The average obese woman gets less than 70 minutes of exercise per year; if you were to average it out, that’s about 11 seconds per day. Obese men don’t have it much better either: they break a sweat only 3.6 hours annually, researchers say.
You can talk about obesity in terms of culture and psychology, in terms of how it slowly crept into our busy lifestyles, but one thing simply can’t be ignored: the biggest enemy of obesity is exercise. But in a new study, researchers showed that obese people tend to exercise less and less, until they reach a the staggering numbers presented above. The findings shocked scientists, who were trying to estimate how much people exercise, and how they can be convinced to do it more.
“They’re living their lives from one chair to another,” said Edward Archer, a research fellow with the Nutrition Obesity Research Center at the University of Alabama at Birmingham. “We didn’t realize we were that sedentary. There are some people who are vigorously active, but it’s offset by the huge number of individuals who are inactive.”

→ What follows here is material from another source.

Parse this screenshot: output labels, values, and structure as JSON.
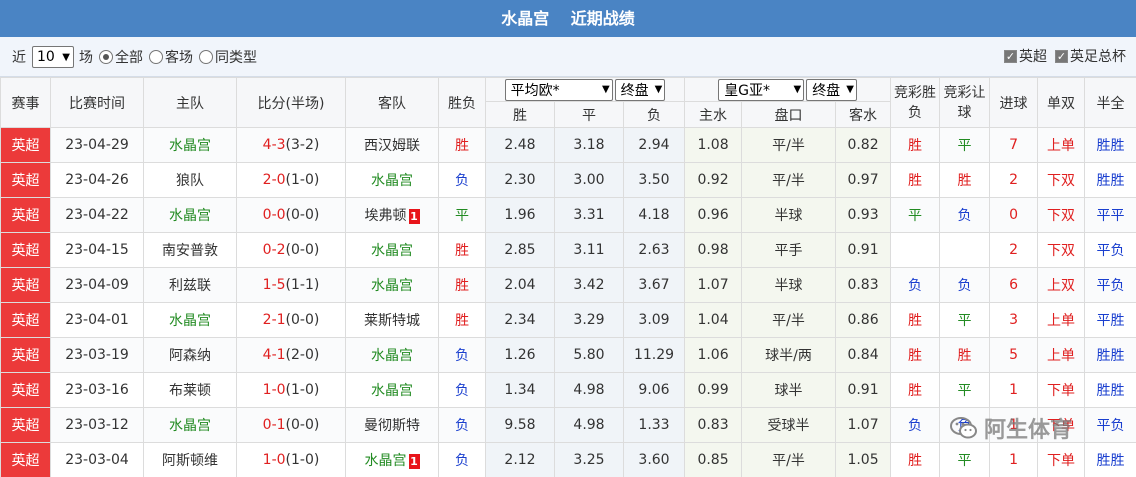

Let’s look at what this means for the US, for example. According to the U.S. Centers for Disease Control and Prevention, 1 in 3 people in the US suffer from obesity. That means that one third of the population, over 100 million people virtually never exercise – and this means that things can only go from bad to worse for them. Still, it should still be noted that the notion of ‘exercise’ is taken pretty strictly here: the researchers themselves acknowledged that the device used to track physical activity did not measure swimming or biking very well. They defined exercise as ‘vigorous activities’, which include jogging, running, swimming, etc – but not sex. According to Archer, sex isn’t as much of a fat-burning activity as certain other kinds of exercise so it doesn’t qualify as vigorous. However, while these numbers may be off by a significant percentage, or even by a factor of 2, they still paint a clear picture.
“The data was there, but no one looked at it and parsed it the way we did,” Archer said. In the big picture, “there is a great deal of variability; some are moving probably a fair amount. But the vast majority [of people] are not moving at all.”
Obesity’s biggest enemy: exercise
In order to reach this conclusion, they used accelerometer devices to track the movements of study subjects providing insight into how much they exercised. They also found out that women of normal weight do an average of 0.03 hours/day (11 hours of vigorous exercise per year), so 10 times more than their obese counterparts, but still pretty low. “Moderate activity” was 0.35 hrs/day for normal weight and 0.23 hrs/day for obese, while “light activity” was 5.99 hours (normal) and 5.86 hours (obese) – not really shocking differences.
However, while I do think that these findings are relevant and important, I can’t really agree with the statistical extrapolation they did. At first, I thought that they monitored the subjects for an entire year, or at least a few months, but all their results were extrapolated from a 4-7 day monitoring period. Personally, I’d like to see the same study conducted over a larger period of time, and perhaps with a less strict definition of ‘exercising’.
Study Reference: Edward Archer et. al, Validation of a Novel Protocol for Calculating Estimated Energy Requirements and Average Daily Physical Activity Ratio for the US Population.